Generalized framework for deploying neural nets in ROS

One thing that has been increasingly annoying is that there is insanely good academic research in neural nets but 99% of the time the code is written in the most haphazard, undeployable fashion possible. Typically you have to clone some git repo, download some zip file of weights from a Dropbox, deal with grad students having used Windows case-insensitive filenames, put JPEGs in some directory with some file naming format, and run silly shell scripts like “run_inference.sh” rather than a nicely-built, deployable class that you can pip install and import into another project.

Of course, as a PhD myself, I completely understand where the academics are coming from. Most of them are good at math, not software engineering.

For production use though, one thing I’ve been thinking about is having a more generalizable neural net packaging framework where to switch from one neural net to the other, you only have to point your execution framework at a different package, and not have to read any documentation to switch between one net and another.

I’ve created this prototype:


which implements semantic segmentation agnostic of the network and agnostic to the neural net framework used. I’ve included a couple examples that are TensorFlow-based and one example that is PyTorch-based, and the only thing you have to do to switch between them is to change a single ROS parameter.

I’d love feedback on this general concept or how we can propagate such a standard through the community. I’d also love for it to be generalized beyond semantic segmentation. Perhaps a hierarchy of classes, e.g. a NeuralNet class, a SemanticSegmentation class, ObjectDetection class, SpeechRecognition that inherit from the parent class, and so forth, where to implement a deployable, say, ObjectDetection class, all you have to do as the researcher is override the required methods, and you can do so using whatever code you wish. So for example, MaskRCNN overrides a couple of methods, inherits from InstanceSegmentation, which inherits from NeuralNet.

Thanks for sharing! Looks great from my point of view (nice replacement for cv_bridge). I was doing similar exercise multiple times (NNs in ROS) and it would be great to have a community baseline.

May be one thing. Neural networks output is not always image, usually it’s not. Not sure how to generalize though, we are using custom messages. As you mentioned, may be there should be some community supported NN classes that also will have own message formats. So far ROS community may be also provide end-to-end packages with pretrained models (e.g. based on keras-applications).

Thanks, Roma

Haha yep I had to steer clear of OpenCV since the cv2.so provided with ROS doesn’t support python3 … (can someone please do this for the next deb package release? It’s easy to compile OpenCV with both python2 and python3 bindings, the more bindings the merrier).

Yeah actually I was kind of referring to two ideas – one is a generalized neural network hierarchy, where for each class it is defined exactly what the class should output, e.g. a SemanticSegmentation class should output a uint8 image or whatever. An ObjectDetection class would have a strictly defined format which all classes claiming to inherit from it should implement. Likewise for speech or any other network.

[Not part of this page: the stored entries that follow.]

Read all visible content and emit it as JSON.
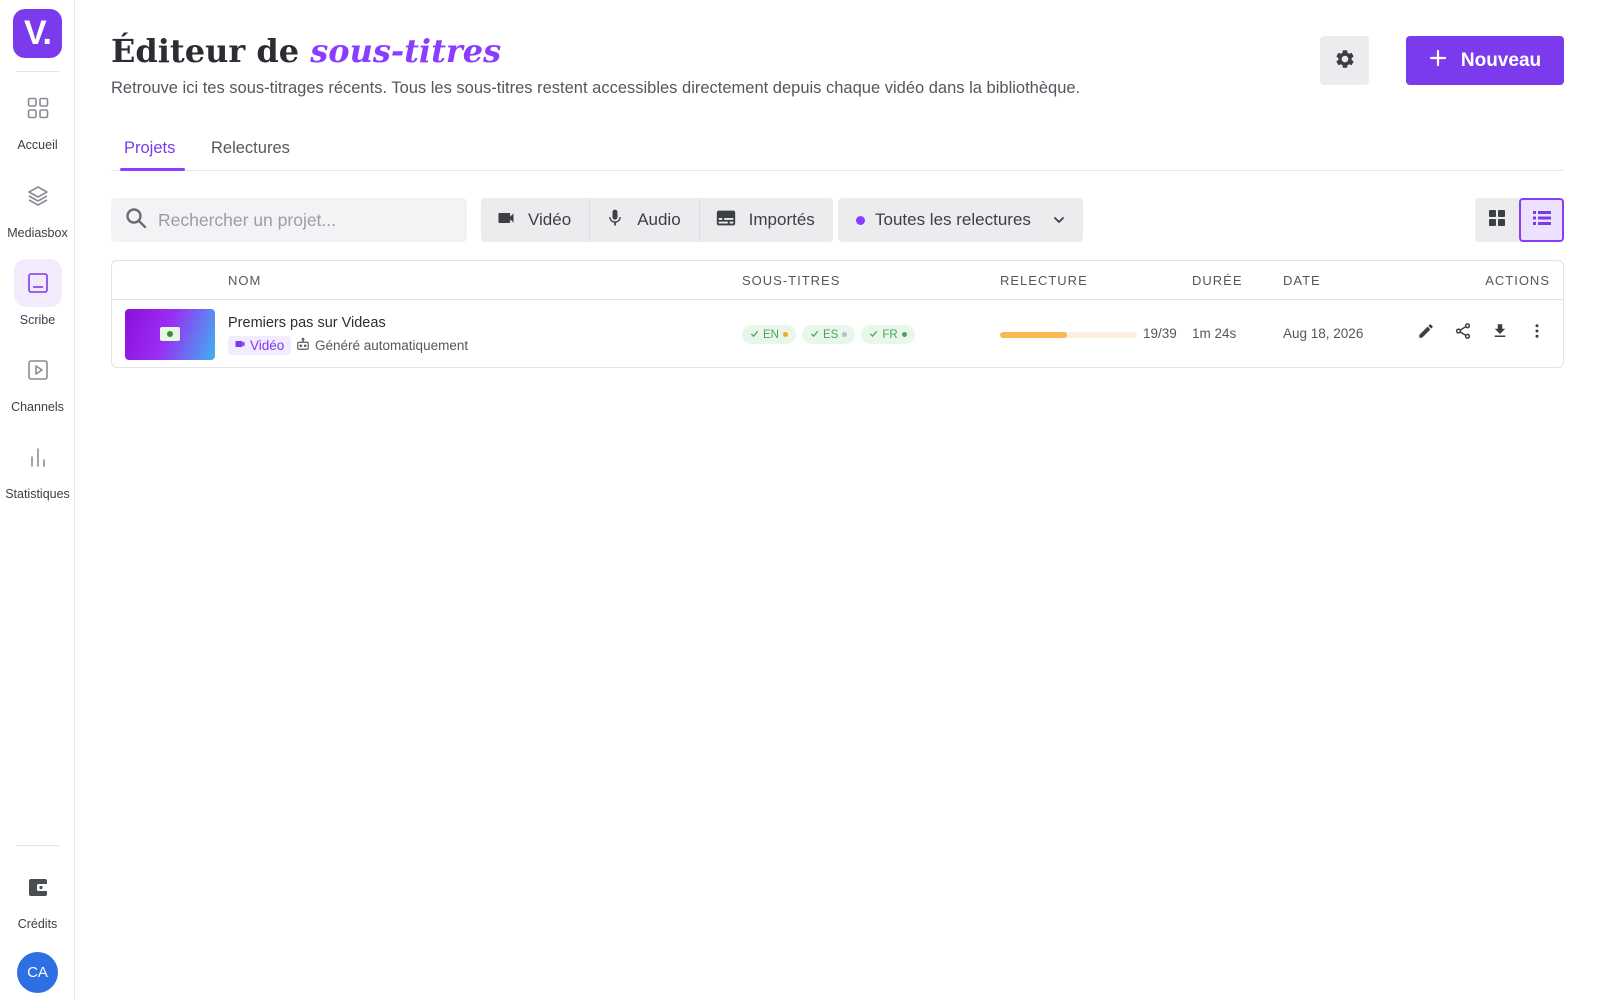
{
  "sidebar": {
    "logo": "V.",
    "items": [
      {
        "label": "Accueil",
        "icon": "grid-icon"
      },
      {
        "label": "Mediasbox",
        "icon": "layers-icon"
      },
      {
        "label": "Scribe",
        "icon": "subtitles-icon",
        "active": true
      },
      {
        "label": "Channels",
        "icon": "play-square-icon"
      },
      {
        "label": "Statistiques",
        "icon": "bar-chart-icon"
      }
    ],
    "credits_label": "Crédits",
    "avatar_initials": "CA"
  },
  "header": {
    "title_prefix": "Éditeur de ",
    "title_highlight": "sous-titres",
    "subtitle": "Retrouve ici tes sous-titrages récents. Tous les sous-titres restent accessibles directement depuis chaque vidéo dans la bibliothèque.",
    "new_button": "Nouveau"
  },
  "tabs": [
    {
      "label": "Projets",
      "active": true
    },
    {
      "label": "Relectures",
      "active": false
    }
  ],
  "filters": {
    "search_placeholder": "Rechercher un projet...",
    "types": [
      "Vidéo",
      "Audio",
      "Importés"
    ],
    "review_filter": "Toutes les relectures"
  },
  "table": {
    "columns": [
      "Nom",
      "Sous-titres",
      "Relecture",
      "Durée",
      "Date",
      "Actions"
    ],
    "rows": [
      {
        "name": "Premiers pas sur Videas",
        "type_badge": "Vidéo",
        "origin": "Généré automatiquement",
        "languages": [
          {
            "code": "EN",
            "dot_color": "#f5a623"
          },
          {
            "code": "ES",
            "dot_color": "#b8bcc4"
          },
          {
            "code": "FR",
            "dot_color": "#46a55a"
          }
        ],
        "review_progress": "19/39",
        "review_fraction": 0.487,
        "duration": "1m 24s",
        "date": "Aug 18, 2026"
      }
    ]
  },
  "colors": {
    "accent": "#7c3aed",
    "progress": "#f8b84e"
  }
}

The ROS semantic segmentation package I made was more a prototype of creating some kind of basic framework to swap between networks without needing to fiddle with grad-student-quality inference shell scripts – You can unzip a model, as if from an app store (or maybe I should make even that step not necessary – just drop a tarball and go) and the framework would know how to use them. If there was indeed a more generalized framework for all neural nets, then that package would restrict itself to classes that inherit from SemanticSegmentation.